Regional chairman Greg Papier said yesterday that the Joburg Bar, South Africa’s largest society of advocates, had set an example for other divisions.
“This is the only way we are going to get real transformation,” he said, adding that many black practitioners were in dire financial straits because skewed briefing patterns left them without work.
As a result, many could not afford to pay their rent for chambers or floor dues for staff, receptionists, coffee and stationery.
Changing attitudes would change briefing patterns, and equip black practitioners with the necessary skills.
In addition, if black lawyers were not skilled in different areas of the law, there wouldn’t be many good black candidates for judicial appointment, Papier warned.
The Cape Bar Council did not respond to a request for comment yesterday.
At it’s AGM on Thursday, the Joburg Bar adopted a new rule which puts its members at risk of disciplinary action with harsh sanctions if black practitioners are not briefed in certain matters.
More than 90 percent of those at the annual meeting supported the adoption of the rule, which makes it a disciplinary offence for lead counsel to remain on brief in cases involving a team of three or more advocates, where none is black.
The new rule will make all- white male legal teams a thing of the past.

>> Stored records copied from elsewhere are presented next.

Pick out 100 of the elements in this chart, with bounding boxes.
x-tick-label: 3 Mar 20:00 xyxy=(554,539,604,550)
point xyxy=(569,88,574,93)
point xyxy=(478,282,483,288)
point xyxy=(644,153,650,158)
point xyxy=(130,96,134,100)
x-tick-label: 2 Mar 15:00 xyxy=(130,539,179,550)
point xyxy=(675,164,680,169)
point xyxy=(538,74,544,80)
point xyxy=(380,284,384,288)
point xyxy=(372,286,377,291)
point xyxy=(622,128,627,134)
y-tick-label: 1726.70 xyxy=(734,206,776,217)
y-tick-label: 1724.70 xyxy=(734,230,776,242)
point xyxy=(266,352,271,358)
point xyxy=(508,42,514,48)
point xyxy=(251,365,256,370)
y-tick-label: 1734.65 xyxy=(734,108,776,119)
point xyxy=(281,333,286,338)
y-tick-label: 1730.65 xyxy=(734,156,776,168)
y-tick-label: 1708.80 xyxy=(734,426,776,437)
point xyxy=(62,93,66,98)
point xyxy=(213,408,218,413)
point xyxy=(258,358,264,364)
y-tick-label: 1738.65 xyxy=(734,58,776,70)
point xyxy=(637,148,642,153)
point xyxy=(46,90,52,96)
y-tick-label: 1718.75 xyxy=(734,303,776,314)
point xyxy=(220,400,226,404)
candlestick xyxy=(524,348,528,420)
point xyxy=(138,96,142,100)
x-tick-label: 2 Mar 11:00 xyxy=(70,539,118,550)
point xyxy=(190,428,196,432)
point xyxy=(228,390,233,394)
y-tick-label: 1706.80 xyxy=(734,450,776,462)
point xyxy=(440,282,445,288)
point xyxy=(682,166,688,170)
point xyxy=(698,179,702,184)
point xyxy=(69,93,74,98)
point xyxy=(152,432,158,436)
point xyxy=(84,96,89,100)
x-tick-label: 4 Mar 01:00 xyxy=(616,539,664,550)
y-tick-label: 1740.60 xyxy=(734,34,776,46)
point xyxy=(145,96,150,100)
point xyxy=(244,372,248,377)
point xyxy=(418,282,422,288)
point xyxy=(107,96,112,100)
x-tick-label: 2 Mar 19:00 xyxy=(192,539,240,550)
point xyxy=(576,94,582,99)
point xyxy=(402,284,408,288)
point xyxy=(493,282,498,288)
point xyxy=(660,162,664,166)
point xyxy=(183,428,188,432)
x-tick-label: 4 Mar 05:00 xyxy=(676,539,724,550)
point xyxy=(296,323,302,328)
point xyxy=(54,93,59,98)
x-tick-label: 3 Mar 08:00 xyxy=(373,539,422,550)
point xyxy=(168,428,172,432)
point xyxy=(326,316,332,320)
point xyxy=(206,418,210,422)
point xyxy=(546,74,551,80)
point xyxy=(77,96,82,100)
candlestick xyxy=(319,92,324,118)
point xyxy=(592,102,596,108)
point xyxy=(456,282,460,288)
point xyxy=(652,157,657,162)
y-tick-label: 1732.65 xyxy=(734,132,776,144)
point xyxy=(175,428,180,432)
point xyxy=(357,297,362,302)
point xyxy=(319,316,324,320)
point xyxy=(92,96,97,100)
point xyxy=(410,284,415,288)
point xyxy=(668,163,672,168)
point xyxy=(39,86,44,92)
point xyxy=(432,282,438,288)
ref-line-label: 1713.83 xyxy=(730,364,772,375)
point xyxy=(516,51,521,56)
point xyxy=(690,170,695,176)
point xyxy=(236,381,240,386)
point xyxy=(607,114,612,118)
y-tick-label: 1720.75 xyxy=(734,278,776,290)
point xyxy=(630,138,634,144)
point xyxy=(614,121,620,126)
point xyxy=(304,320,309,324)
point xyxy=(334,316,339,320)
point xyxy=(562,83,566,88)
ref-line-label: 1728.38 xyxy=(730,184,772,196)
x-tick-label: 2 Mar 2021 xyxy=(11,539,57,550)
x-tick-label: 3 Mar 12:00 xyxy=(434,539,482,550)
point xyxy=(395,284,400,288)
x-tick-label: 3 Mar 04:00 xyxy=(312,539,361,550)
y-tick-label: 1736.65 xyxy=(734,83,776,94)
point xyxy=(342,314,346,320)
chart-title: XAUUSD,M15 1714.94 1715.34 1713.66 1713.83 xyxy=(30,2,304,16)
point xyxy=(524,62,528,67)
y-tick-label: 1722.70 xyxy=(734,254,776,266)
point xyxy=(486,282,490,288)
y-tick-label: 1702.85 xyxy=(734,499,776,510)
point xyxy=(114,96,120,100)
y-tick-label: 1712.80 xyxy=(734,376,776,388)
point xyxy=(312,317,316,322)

Advocates were also encouraged to give black women special preference.
Lead advocates who transgress the rule will be charged with unprofessional conduct and face suspension. Removal from the roll of advocates could also be imposed in cases involving repeat offenders.
Commenting on the measures adopted, Joburg Bar Council chairman Dali Mpofu SC said the council had been trying moral persuasion for the past 20 years, without success. It was therefore necessary to take the issue further.
“In its recent statement, which condemned racism in the justice sector and generally, the Bar Council identified a number of roleplayers who should shoulder and share the blame for the lack of progress in redressing the injustices of the past in the justice sector.
“These included the profession itself, the large and mainly white attorneys’ firms, state-owned enterprises and the government.”
Mpofu said the legal profession was no exception to the process of transformation that South African society was in. It should be leading the way in “promoting and fulfilling the ideals contained in the transformative constitution of South Africa, and in healing the divisions of our ugly past”.
In his keynote address during the annual meeting of the Cape Law Society in Kimberley yesterday, Justice Minister Michael Masutha said there was a need to further amend the State Attorney Act to give a solicitor- general sufficient authority to champion the transformation of the state attorney’s office.
He said he had asked the Justice Department to prepare a policy and comprehensive plan for its implementation, to be discussed at a colloquium.